En moins de cinq ans, Philémon a fait paraître trois albums. Les femmes comme des montagnes fait suite à L’été, paru au cœur de l’hiver il y a un an et demi. Apparemment la musique est aussi une muse et l’envoûtement dure. L’heure des bilans n’a pas encore sonné, mais quand il jette un œil dans le rétroviseur, Philémon s’avoue surpris de son parcours. « Impossible de savoir où la création va t’emmener… Sinon qu’elle va t’emmener! Pour moi, le nouvel album fait la somme des deux premiers. »

« Impossible de savoir où la création va t’emmener… Sinon qu’elle va t’emmener! »

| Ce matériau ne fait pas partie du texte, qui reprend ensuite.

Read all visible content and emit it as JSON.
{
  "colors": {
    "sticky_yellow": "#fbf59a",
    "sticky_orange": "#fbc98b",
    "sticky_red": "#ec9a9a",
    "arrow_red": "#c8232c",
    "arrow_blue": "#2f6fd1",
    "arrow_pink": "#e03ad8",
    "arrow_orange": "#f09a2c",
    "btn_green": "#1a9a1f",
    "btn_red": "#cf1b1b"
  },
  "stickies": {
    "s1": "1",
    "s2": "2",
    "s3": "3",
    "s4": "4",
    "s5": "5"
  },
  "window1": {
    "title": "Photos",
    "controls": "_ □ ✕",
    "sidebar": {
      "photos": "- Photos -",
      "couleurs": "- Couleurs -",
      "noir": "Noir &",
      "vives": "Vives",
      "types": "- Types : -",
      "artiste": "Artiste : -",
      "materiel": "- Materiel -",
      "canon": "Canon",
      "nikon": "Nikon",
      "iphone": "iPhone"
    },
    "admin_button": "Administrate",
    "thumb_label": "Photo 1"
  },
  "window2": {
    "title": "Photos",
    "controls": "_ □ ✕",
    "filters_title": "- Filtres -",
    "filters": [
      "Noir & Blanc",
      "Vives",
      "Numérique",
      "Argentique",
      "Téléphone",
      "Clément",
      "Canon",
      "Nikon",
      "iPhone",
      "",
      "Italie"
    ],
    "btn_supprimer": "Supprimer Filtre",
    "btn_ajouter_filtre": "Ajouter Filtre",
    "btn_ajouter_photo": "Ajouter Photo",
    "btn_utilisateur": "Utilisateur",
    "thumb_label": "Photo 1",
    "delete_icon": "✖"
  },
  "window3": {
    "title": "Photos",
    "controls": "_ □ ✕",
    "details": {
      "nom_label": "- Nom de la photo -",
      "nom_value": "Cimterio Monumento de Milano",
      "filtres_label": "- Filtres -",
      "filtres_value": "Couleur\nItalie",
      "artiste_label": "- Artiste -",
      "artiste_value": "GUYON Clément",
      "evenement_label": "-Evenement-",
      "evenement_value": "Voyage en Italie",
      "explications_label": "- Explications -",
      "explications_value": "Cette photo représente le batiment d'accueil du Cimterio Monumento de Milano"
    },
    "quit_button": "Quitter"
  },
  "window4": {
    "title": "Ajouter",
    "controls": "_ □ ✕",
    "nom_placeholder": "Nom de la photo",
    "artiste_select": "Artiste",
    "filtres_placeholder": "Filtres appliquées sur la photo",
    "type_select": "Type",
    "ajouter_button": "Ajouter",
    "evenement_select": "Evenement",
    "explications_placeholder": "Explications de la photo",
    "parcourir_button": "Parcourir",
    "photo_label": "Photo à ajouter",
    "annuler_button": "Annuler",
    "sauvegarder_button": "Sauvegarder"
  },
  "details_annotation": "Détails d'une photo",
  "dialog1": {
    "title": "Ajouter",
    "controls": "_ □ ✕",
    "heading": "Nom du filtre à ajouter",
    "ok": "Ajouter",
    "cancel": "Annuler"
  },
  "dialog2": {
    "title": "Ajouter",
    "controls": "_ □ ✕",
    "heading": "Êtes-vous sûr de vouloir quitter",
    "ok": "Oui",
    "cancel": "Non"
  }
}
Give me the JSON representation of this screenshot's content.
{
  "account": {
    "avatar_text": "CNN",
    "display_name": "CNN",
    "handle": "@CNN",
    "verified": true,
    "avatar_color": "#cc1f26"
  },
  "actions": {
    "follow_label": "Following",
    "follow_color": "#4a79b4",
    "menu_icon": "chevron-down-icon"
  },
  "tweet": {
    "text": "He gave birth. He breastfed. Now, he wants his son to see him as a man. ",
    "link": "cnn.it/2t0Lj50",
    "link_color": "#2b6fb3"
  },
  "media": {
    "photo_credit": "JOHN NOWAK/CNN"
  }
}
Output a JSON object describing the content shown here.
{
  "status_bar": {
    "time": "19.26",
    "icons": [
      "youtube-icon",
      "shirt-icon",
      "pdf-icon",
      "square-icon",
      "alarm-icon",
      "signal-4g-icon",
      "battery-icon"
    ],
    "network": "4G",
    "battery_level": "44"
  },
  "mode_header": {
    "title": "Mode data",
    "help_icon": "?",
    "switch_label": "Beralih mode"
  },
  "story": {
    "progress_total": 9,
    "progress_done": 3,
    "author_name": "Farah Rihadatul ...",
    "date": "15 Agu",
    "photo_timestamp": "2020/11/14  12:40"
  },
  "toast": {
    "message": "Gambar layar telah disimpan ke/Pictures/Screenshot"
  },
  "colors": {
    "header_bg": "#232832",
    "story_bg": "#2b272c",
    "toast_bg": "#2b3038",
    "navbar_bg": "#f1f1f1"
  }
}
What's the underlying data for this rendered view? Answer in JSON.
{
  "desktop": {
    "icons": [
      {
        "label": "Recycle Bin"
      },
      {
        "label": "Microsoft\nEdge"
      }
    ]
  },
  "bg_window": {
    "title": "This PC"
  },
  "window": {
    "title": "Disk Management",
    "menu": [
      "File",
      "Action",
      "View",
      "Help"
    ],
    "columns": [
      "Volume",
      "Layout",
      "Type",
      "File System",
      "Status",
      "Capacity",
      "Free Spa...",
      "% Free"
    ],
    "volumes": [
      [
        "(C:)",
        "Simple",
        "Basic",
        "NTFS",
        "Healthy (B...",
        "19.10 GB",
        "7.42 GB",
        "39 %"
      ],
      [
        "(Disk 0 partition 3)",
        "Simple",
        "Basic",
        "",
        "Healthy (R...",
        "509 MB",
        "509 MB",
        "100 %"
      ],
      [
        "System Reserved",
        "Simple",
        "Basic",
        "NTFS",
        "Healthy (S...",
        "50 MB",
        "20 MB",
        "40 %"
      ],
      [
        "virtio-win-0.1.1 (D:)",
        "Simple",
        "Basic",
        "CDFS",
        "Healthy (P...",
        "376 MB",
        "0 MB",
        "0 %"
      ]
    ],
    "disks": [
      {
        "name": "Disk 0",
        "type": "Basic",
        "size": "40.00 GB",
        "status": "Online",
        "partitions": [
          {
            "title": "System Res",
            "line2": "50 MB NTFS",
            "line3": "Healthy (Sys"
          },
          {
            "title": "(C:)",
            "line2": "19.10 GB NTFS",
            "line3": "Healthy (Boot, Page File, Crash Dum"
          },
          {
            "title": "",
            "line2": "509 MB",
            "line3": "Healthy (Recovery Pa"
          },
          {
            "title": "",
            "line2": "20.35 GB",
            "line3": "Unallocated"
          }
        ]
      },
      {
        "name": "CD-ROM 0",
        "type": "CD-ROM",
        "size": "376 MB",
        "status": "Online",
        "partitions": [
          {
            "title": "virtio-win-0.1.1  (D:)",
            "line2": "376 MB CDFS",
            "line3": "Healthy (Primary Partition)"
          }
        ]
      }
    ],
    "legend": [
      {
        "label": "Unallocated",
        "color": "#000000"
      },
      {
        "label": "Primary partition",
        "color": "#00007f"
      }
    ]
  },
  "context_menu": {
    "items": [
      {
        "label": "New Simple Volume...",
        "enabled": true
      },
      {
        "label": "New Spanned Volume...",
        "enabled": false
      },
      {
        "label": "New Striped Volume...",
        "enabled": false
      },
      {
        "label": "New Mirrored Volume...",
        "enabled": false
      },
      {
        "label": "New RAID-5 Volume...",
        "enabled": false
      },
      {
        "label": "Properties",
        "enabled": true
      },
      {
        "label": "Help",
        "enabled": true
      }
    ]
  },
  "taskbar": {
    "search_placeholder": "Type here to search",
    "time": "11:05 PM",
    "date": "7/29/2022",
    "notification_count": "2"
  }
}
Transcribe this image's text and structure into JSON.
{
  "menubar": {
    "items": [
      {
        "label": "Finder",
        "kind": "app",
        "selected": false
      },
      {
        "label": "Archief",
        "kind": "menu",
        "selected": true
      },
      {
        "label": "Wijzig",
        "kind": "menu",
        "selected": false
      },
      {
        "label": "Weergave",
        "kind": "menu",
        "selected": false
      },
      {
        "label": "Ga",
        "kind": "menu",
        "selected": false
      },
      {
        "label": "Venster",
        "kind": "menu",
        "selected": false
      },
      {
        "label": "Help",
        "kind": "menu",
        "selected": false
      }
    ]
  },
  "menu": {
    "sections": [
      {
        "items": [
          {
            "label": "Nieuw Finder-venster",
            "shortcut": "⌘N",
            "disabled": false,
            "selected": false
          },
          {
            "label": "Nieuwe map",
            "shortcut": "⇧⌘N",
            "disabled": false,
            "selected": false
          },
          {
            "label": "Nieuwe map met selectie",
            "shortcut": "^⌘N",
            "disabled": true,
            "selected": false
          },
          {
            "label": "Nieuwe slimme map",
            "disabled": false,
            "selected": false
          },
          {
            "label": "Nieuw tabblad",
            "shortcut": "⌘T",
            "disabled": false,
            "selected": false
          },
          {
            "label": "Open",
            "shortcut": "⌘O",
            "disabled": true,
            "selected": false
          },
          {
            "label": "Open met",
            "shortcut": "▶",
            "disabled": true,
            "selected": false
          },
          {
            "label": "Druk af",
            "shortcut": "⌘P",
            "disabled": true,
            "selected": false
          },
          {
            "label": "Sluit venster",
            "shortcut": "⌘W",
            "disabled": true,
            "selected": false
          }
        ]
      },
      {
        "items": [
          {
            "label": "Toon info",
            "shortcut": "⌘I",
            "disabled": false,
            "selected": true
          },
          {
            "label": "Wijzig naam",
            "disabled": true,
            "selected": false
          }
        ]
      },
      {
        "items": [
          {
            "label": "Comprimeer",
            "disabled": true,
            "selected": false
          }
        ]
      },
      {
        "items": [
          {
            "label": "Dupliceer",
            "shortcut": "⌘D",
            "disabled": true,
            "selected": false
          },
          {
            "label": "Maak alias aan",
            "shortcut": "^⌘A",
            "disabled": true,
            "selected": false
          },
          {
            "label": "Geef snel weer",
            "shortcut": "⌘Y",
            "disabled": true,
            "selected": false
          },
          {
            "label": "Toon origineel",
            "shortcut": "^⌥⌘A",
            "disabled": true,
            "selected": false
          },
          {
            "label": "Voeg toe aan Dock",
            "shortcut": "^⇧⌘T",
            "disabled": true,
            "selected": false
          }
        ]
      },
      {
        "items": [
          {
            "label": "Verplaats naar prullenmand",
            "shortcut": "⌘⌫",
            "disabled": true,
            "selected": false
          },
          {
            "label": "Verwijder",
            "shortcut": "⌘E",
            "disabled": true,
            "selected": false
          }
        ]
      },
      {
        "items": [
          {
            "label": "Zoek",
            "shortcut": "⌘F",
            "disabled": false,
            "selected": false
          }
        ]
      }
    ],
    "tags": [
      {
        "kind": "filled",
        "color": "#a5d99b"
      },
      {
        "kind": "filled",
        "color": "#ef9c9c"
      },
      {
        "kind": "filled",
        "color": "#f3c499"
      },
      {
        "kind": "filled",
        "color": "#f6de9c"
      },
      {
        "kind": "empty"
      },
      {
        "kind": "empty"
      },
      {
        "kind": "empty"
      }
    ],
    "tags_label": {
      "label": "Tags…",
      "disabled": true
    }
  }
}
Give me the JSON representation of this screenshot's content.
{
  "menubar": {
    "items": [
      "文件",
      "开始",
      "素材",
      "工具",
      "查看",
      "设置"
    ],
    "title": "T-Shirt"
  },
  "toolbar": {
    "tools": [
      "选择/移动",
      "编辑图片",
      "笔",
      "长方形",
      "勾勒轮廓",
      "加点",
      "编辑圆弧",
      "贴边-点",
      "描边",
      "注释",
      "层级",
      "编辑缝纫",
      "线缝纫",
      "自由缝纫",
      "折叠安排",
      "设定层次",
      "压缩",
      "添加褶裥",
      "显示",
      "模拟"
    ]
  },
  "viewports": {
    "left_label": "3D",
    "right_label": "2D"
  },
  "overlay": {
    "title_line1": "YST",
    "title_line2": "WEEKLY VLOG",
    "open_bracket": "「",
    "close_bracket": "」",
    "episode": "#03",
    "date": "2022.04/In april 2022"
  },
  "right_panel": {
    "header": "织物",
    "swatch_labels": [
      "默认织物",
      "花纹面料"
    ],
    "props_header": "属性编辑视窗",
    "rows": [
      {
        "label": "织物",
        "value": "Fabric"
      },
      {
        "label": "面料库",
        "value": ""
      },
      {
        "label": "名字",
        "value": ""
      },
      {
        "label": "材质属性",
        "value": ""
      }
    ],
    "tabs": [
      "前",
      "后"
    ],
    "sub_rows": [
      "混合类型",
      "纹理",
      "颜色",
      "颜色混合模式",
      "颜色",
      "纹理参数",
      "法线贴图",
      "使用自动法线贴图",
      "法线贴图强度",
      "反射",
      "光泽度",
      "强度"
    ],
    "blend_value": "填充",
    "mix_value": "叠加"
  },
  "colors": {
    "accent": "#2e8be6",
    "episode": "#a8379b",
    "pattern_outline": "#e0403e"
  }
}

Lancé en 2008 de façon indépendante, le EP Les sessions cubaines avait rallié la critique dès sa sortie. La sensibilité à fleur de peau, la vulnérabilité offerte courageusement. Et cette douce mélancolie juvénile contrebalancée par les cuivres des musiciens cubains du mythique Studio Egrem. Audiogram avait signé Philémon pour lancer à nouveau les chansons bonifiées de plusieurs nouveaux titres. « Pour moi, ce disque représente mon passage à l’âge adulte. »

Vint ensuite L’été, un album qui nous entraînait ailleurs, loin de Cuba, créé cette fois avec des musiciens montréalais. « Mes musiciens et moi, on se connaît mieux maintenant. Pour Les femmes comme des montagnes, j’ai voulu faire un album de band. On a travaillé sur les arrangements ensemble, je leur ai laissé beaucoup d’espace; on peut maintenant aller plus loin ensemble. On a commencé à répéter les nouvelles chansons et puis soudainement, j’ai eu envie de retourner à Cuba, avec eux. Dans les pays où il fait très chaud, les choses sont moins contrôlées et il y a un peu plus de place pour la vie. »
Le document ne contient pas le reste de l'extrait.